Anti-coal crusaders with immense amounts of free time (or sponsored by someone with immense finances) launched a parody website last week aimed at Peabody Energy.

Peabody is the world's largest private-sector coal-mining company.

The parody website, coalcares .org, pretends to be a public-relations initiative from Peabody, giving free asthma inhalers to children who live near coal-fired power plants and breathe their pollution.

The Yes Men social activists helped produce the site.

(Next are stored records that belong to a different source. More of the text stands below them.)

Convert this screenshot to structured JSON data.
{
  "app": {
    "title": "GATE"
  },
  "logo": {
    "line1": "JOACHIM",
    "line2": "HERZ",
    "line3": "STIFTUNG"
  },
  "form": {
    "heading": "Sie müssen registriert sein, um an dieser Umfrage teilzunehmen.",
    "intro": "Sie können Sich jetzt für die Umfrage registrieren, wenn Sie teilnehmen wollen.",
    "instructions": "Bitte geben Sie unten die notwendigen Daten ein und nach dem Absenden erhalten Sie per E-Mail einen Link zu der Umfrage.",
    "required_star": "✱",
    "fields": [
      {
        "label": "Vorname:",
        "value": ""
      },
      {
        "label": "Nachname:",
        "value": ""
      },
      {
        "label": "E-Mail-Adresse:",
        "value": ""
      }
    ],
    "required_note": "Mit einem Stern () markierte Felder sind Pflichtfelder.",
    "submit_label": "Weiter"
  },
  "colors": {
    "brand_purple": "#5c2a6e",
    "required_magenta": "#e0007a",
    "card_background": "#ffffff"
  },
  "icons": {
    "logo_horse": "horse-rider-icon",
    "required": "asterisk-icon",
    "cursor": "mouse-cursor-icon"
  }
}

The mock site also offers coupons for asthma medicine, and a variety of inhalers featuring cartoon characters are pictured, designed to protect asthmatics from "asthma-related bullying," which is characterized as a larger problem than pollution from burning coal.

No doubt coal-supplied electricity and alternative energy spur serious debate in the U.S., but the faux site's tongue-in-cheek humor is hard to deny.

The site includes a fake critique of solar and wind power, complete with pictures of birds flying headlong into wind turbines and another wind turbine bursting into flames.

"Wind turbines can kill up to 70,000 birds per year," the fake site said. "Coal particulate pollution, on the other hand, kills fewer than 13,000 people per year."

The real Peabody sent out a notice that the site was a hoax and issued a statement endorsing coal power and tying it to improved human health.

"Peabody is proud to help hundreds of millions of people live longer and better through coal-fueled electricity," Peabody said. "A growing collection of studies demonstrates the correlation between electricity fueled by low-cost coal and improvement in health, longevity and quality of life."

Peabody operates Arizona's only coal operation, the Kayenta Mine, on the Navajo and Hopi lands in northern Arizona.

That coal supplies the Navajo Generating Station near Page, which powers the Central Arizona Project and various utilities, including the big three in Arizona.